Pour ce qui est des maquettes, Paris 1 "offrira des formations à la carte, permettant aux cadres religieux de s'inscrire dans les cursus généraux, dans des secteurs qui les intéressent, comme la philosophie, la gestion, l'histoire, etc. On peut imaginer des L1 et L2 généralistes avec tous les autres étudiants, puis une spécialisation en choisissant des UE spécifiques à partir de la L3, et ainsi de suite."

Nous n'aurons pas à rentrer dans l'exégèse des textes qui nous échappent et pour lesquels nous ne sommes pas compétents, contrairement aux instituts religieux.
(B. Legras) 

Parmi les disciplines pouvant être utiles à de futurs imams, le rapport identifie trois blocs. "L'un tourne autour d'une formation généraliste en sciences humaines et sociales, mettant l'accent sur la philosophie, l'anthropologie et la littérature ; le second est plus spécialisé en histoire religieuse en général, histoire de l'islam en particulier ; le troisième enfin – d'ordre plus pratique et plus accessible – serait une initiation à des matières souvent demandée par des imams en exercice dans le cadre d'une formation continue – sciences humaines en général, méthodologie, psychologie, communication."

À Paris 1, "le dispositif envisagé reposera sur l'intégration du DU de 125 heures dans le bi-parcours", indique Bernard Legras, qui reconnaît que "tout est encore à construire". À la rentrée 2016, 30 personnes se sont inscrites dans le DU "connaissance de la laïcité" : un groupe francophone, composé d'imams algériens détachés et d'agents administratifs travaillant dans des préfectures, des ministères ou des hôpitaux, ainsi qu'un groupe d'imams non francophones, bénéficiant également de cours de FLE (français langue étrangère).
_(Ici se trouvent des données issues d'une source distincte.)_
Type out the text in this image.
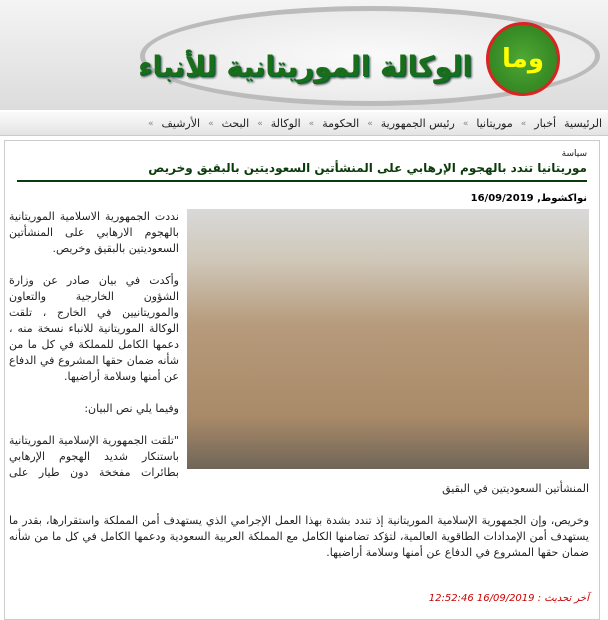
الوكالة الموريتانية للأنباء وما
الرئيسية
أخبار
»
موريتانيا
»
رئيس الجمهورية
»
الحكومة
»
الوكالة
»
البحث
»
الأرشيف
»
سياسة
موريتانيا تندد بالهجوم الإرهابي على المنشأتين السعوديتين بالبقيق وخريص
نواكشوط, 16/09/2019

نددت الجمهورية الاسلامية الموريتانية بالهجوم الارهابي على المنشأتين السعوديتين بالبقيق وخريص.

وأكدت في بيان صادر عن وزارة الشؤون الخارجية والتعاون والموريتانيين في الخارج ، تلقت الوكالة الموريتانية للانباء نسخة منه ، دعمها الكامل للمملكة في كل ما من شأنه ضمان حقها المشروع في الدفاع عن أمنها وسلامة أراضيها.

وفيما يلي نص البيان:

"تلقت الجمهورية الإسلامية الموريتانية باستنكار شديد الهجوم الإرهابي بطائرات مفخخة دون طيار على المنشأتين السعوديتين في البقيق

وخريص، وإن الجمهورية الإسلامية الموريتانية إذ تندد بشدة بهذا العمل الإجرامي الذي يستهدف أمن المملكة واستقرارها، بقدر ما يستهدف أمن الإمدادات الطاقوية العالمية، لتؤكد تضامنها الكامل مع المملكة العربية السعودية ودعمها الكامل في كل ما من شأنه ضمان حقها المشروع في الدفاع عن أمنها وسلامة أراضيها.

آخر تحديث : 16/09/2019 12:52:46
ATTIRER DES IMAMS FRANÇAIS

Si le DU de Paris n'accueille que des imams détachés, Bernard Legras espère voir arriver dans ces bi-parcours de jeunes imams ou imams en devenir, nés en France : "Ces derniers se forment un peu sur le tas, font des séjours à l'étranger et des études plus ou moins longues. Ce sont ceux qui passent entre les mailles du filet de la Grande Mosquée de Paris." Pour le référent laïcité de Paris 1, ces parcours à la carte ont pour objectif d'"élever le niveau général de connaissance des imams, de leur dispenser une formation générale solide, alors qu'un certain nombre d'imams n'ont suivi qu'une très courte formation."
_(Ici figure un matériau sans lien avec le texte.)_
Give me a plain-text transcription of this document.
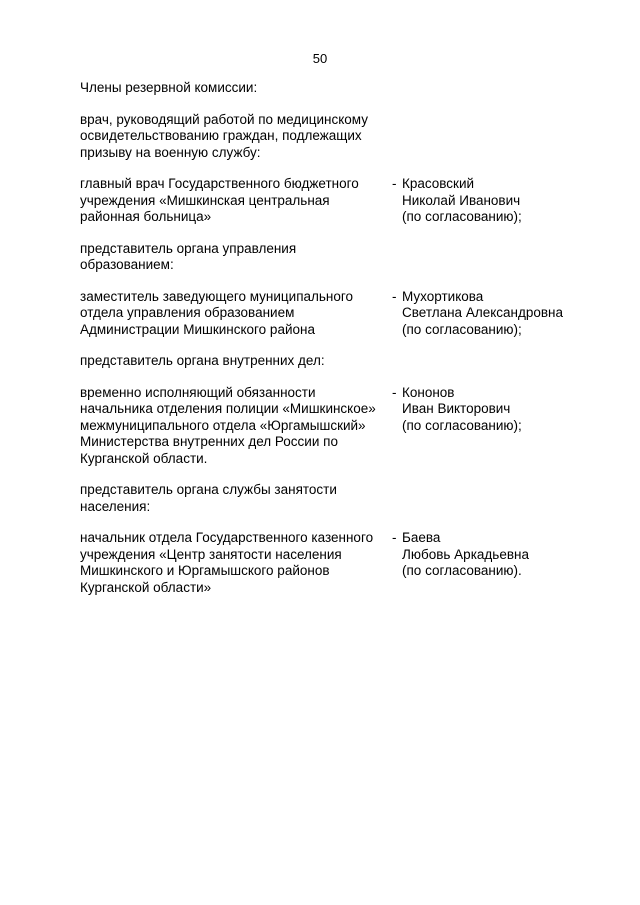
50
Члены резервной комиссии:
врач, руководящий работой по медицинскому
освидетельствованию граждан, подлежащих
призыву на военную службу:
главный врач Государственного бюджетного
учреждения «Мишкинская центральная
районная больница»
- Красовский
Николай Иванович
(по согласованию);
представитель органа управления
образованием:
заместитель заведующего муниципального
отдела управления образованием
Администрации Мишкинского района
- Мухортикова
Светлана Александровна
(по согласованию);
представитель органа внутренних дел:
временно исполняющий обязанности
начальника отделения полиции «Мишкинское»
межмуниципального отдела «Юргамышский»
Министерства внутренних дел России по
Курганской области.
- Кононов
Иван Викторович
(по согласованию);
представитель органа службы занятости
населения:
начальник отдела Государственного казенного
учреждения «Центр занятости населения
Мишкинского и Юргамышского районов
Курганской области»
- Баева
Любовь Аркадьевна
(по согласованию).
Car l'autre objectif de ces bi-parcours est d'assurer aux cadres religieux un revenu, via l'obtention d'une formation diplômante. Car si les imams détachés sont rémunérés, le salaire reste une problématique, notamment pour les jeunes imams souvent bénévoles.

Outre Paris 1, les universités de Lyon 3-Jean-Moulin et de La Réunion ont d'ores et déjà déclaré leur intention de se lancer dans ces bi-parcours à la rentrée 2017.

Campus numérique, créations de postes, formation continue... Les autres pistes du rapport
Parmi les autres propositions évoquées dans leur rapport, les trois auteurs proposent notamment de :

- Poursuivre la dynamique de créations de postes, à tous les étages universitaires, du docteur au professeur des universités, dans trois disciplines prioritaires : certaines disciplines négligées de l'islamologie – droit musulman, histoire du hadith, philosophie (falsafa) et théologie (kalâm) –, en histoire et anthropologie du Moyen-Orient, histoire et anthropologie des monothéismes (des juifs et chrétiens en terre d'Islam), et enfin en langue arabe et sciences humaines et sociales.

- Créer un campus numérique de ressources sur l'islam, "qui permettra d'offrir une base d'informations fiables et diversifiées, ainsi qu'une politique d'édition et de traduction (manuels, recueils de textes bilingues pour l'enseignement)".

- Développer une formation continue plus courte à destination des imams, cadres religieux ou enseignant(e)s déjà en fonction, qui pourrait même constituer une deuxième année de DU ou DU +, dans la continuité de la première année de DU.